Recently I spoke three times at Ambrose University, where I teach, on the theme of hospitality. I used three texts – John 4, where Jesus meets a Samaritan woman, Luke 19, where Jesus meets a tax-collector named Zacchaeus, and Matthew 25, where Jesus divides all people on the basis of who ministers to him in the guise of anyone who is thirsty, hungry, naked, imprisoned.
Besides all three stories being about hospitality – welcoming those whom we instinctively want to turn away from – each story implicitly asks a question: how do we sustain such hospitality? How do we keep overcoming our own inertia and aversion and suspicion and weariness to care about people who, frankly, we don’t care about – who have no natural claim on our affections, and maybe have done things to forfeit our generosity?
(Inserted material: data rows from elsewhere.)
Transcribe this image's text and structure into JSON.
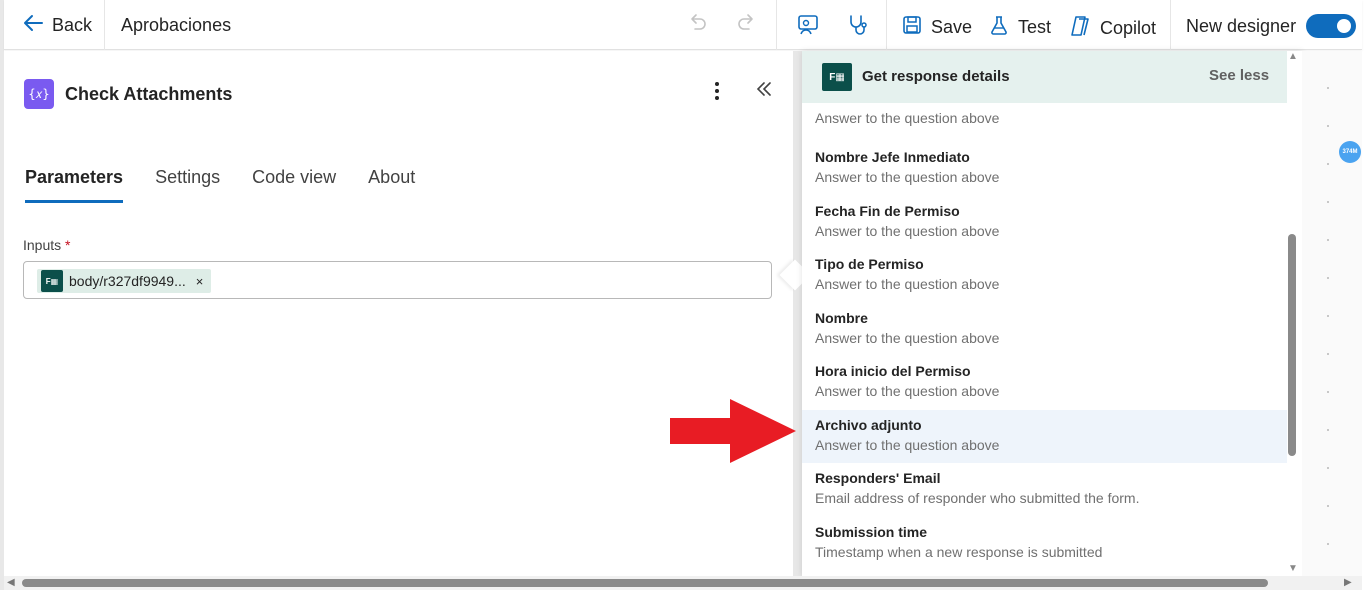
{
  "toolbar": {
    "back_label": "Back",
    "flow_title": "Aprobaciones",
    "save_label": "Save",
    "test_label": "Test",
    "copilot_label": "Copilot",
    "new_designer_label": "New designer",
    "new_designer_on": true
  },
  "action": {
    "title": "Check Attachments",
    "icon_glyph": "{𝑥}",
    "tabs": [
      {
        "label": "Parameters",
        "active": true
      },
      {
        "label": "Settings",
        "active": false
      },
      {
        "label": "Code view",
        "active": false
      },
      {
        "label": "About",
        "active": false
      }
    ],
    "inputs_label": "Inputs",
    "required_mark": "*",
    "token_label": "body/r327df9949...",
    "token_remove": "×"
  },
  "dropdown": {
    "header_title": "Get response details",
    "see_less_label": "See less",
    "first_desc": "Answer to the question above",
    "items": [
      {
        "name": "Nombre Jefe Inmediato",
        "desc": "Answer to the question above"
      },
      {
        "name": "Fecha Fin de Permiso",
        "desc": "Answer to the question above"
      },
      {
        "name": "Tipo de Permiso",
        "desc": "Answer to the question above"
      },
      {
        "name": "Nombre",
        "desc": "Answer to the question above"
      },
      {
        "name": "Hora inicio del Permiso",
        "desc": "Answer to the question above"
      },
      {
        "name": "Archivo adjunto",
        "desc": "Answer to the question above"
      },
      {
        "name": "Responders' Email",
        "desc": "Email address of responder who submitted the form."
      },
      {
        "name": "Submission time",
        "desc": "Timestamp when a new response is submitted"
      }
    ]
  },
  "canvas": {
    "badge_text": "374M"
  },
  "colors": {
    "accent": "#0f6cbd",
    "action_icon": "#7a5af0",
    "forms_icon": "#0b4f4a",
    "highlight_arrow": "#e81c24"
  }
}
They’re not kin. They’re not friends. They’re not like us. Some have hurt us. Tax collectors have gotten rich on our backs. Samaritan women are home wreckers. Refugees – the hungry, the thirsty, the naked, the imprisoned? They might take away our jobs.
Why care?
The answer is hidden in plain sight: because this is exactly how Jesus welcomed you and me.
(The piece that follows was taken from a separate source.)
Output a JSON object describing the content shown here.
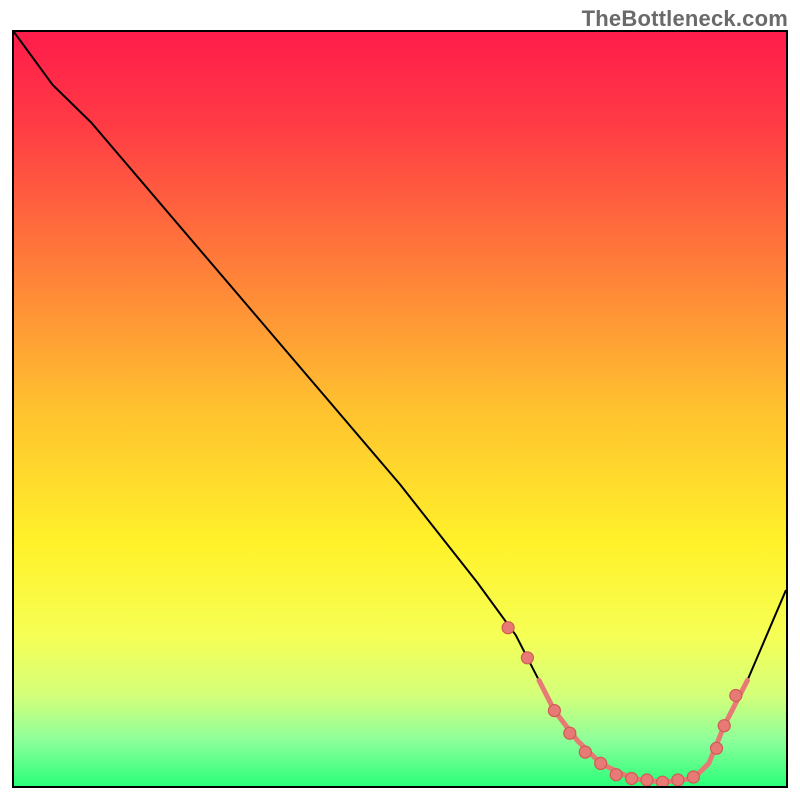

He sought me, loved me, welcomed me, forgave me, fed me, gave himself to me when I had done exactly nothing to earn it and precisely everything to forfeit it.
He did it, not just by being generous, but by taking my unworthiness on himself. Jesus says to people like Zacchaeus, like the woman at the well, like the prisoner, like me, “Blame me. Really, put all the blame on me. You can never, not if you had a thousand life times to live, make up for all the ways you fall short of the God’s glory. So give it to me. Hand it over, and I’ll take full responsibility for it. You can blame me.”
In my talks, I said the primary way Jesus showed us what God is like is by arms open wide. Arms spread wide is the classic gesture of welcome. But it’s also the necessary posture of crucifixion. It’s only because Jesus was willing to open his arms wide on the beams of the cross, taking all the blame on himself, that he can open his arms wide at the foot of the cross, welcoming all who are thirsty.
Why welcome those from whom I’d rather turn away?
Because he never turned away from me.